Philip Kolvin QC
A High Court Judge has ruled as to which licensing policy applies if a new policy is issued after the date when the application is made but before the date of the hearing by the Licensing Sub-Committee or the Magistrates’ Court on appeal.
In Gurgur v London Borough of Enfield (6.12.13), the appellant ran an off-licence which was allowed to sell alcohol until 1 a.m. on 7 days per week. He applied to vary the licence to permit sale for 24 hours per day, but before the application was heard the Council introduced a cumulative impact policy. The application was refused, and Mr. Gurgur appealed to the Magistrates’ Court, where his appeal was dismissed.
The District Judge ruled as a preliminary issue that the new policy applied and went on to dismiss the appeal on the merits. Mr. Gurgur appealed by way of case stated. Amongst other arguments, it was submitted on his behalf that the applicant has to complete an operating schedule which should deal with any cumulative impact policy applying to the application, so that it would be artificial and unfair if he was to be affected by a policy mid-stream.

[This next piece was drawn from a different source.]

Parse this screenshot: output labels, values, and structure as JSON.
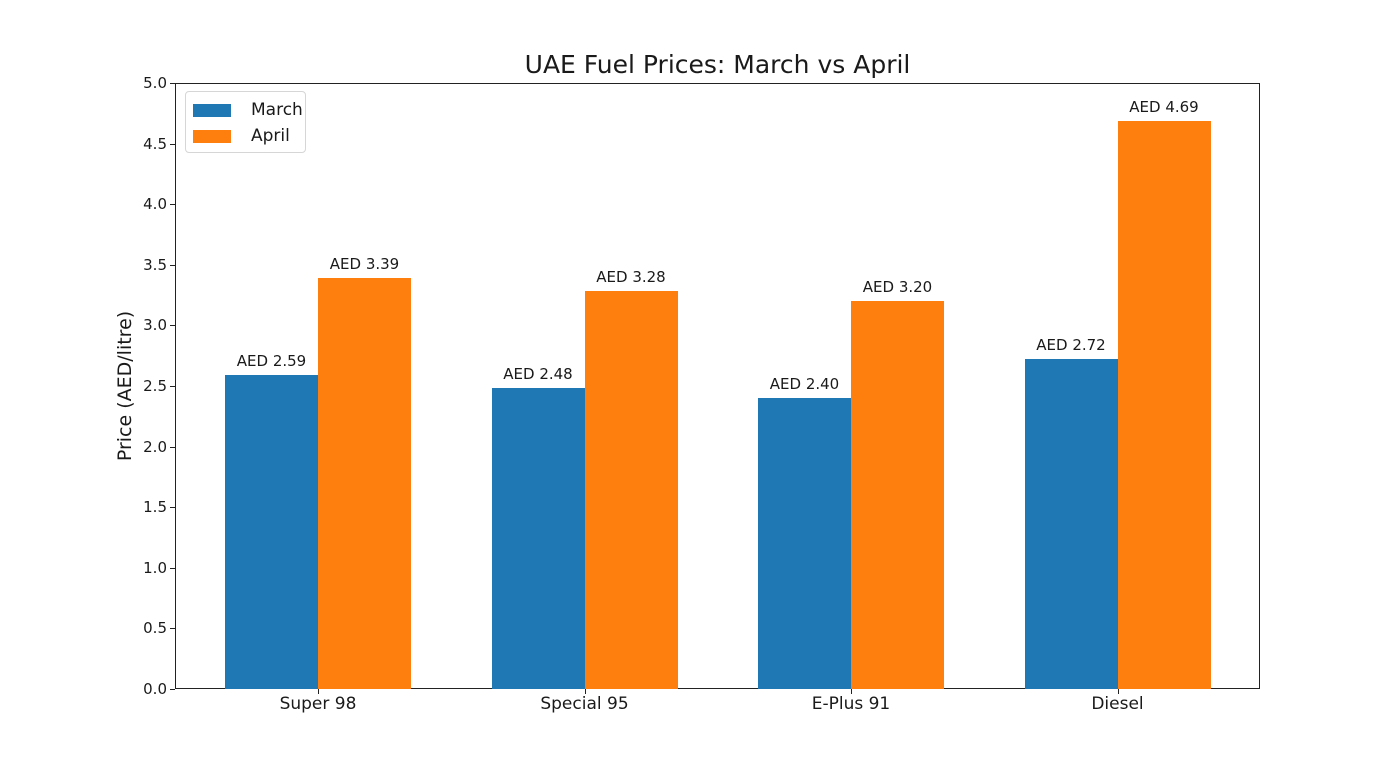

In the event, Mrs. Justice Patterson found that the appeal was academic because the District Judge had dismissed the appeal since he was clearly satisfied that to grant the extension would harm the licensing objectives. In those circumstances, it was irrelevant whether the burden lay on the authority to justify its decision or, by virtue of the cumulative impact policy, on the appellant to demonstrate that there would be no harm.
However, the Learned Judge went on to discuss whether applications and appeals fell to be judged according to the policy at the date of hearing or at the date of application. She was satisfied that it was the former. The line of authorities culminating in R (Khan) v Coventry Magistrates’ Court  EWCA Civ 751 made it clear that the factual position at the date of the hearing had to be examined, and the same applied to the policy position. To decide otherwise would “place an entirely artificial constraint” upon the hearing. The applicant, of course, could submit evidence to deal with any changes in the policy position since the application was lodged.
That being the position for policy, she reached the same conclusion in relation to new guidance, stating: “Just as factual evidence may be adjusted on any appeal and the parties are able to deal with that I can see no reason why the policy or guidance position cannot be adjusted similarly.”
While this was not covered in the judgment, it goes without saying that policy or guidance might itself set a date from which it is to operate, or state that it only applies to applications made after a certain date, in which case, of course, that self-imposed start date would apply.
The appeal was dismissed with costs.
Philip Kolvin QC of Cornerstone Barristers appeared for the London Borough of Enfield, instructed by Catriona Mcfarlane.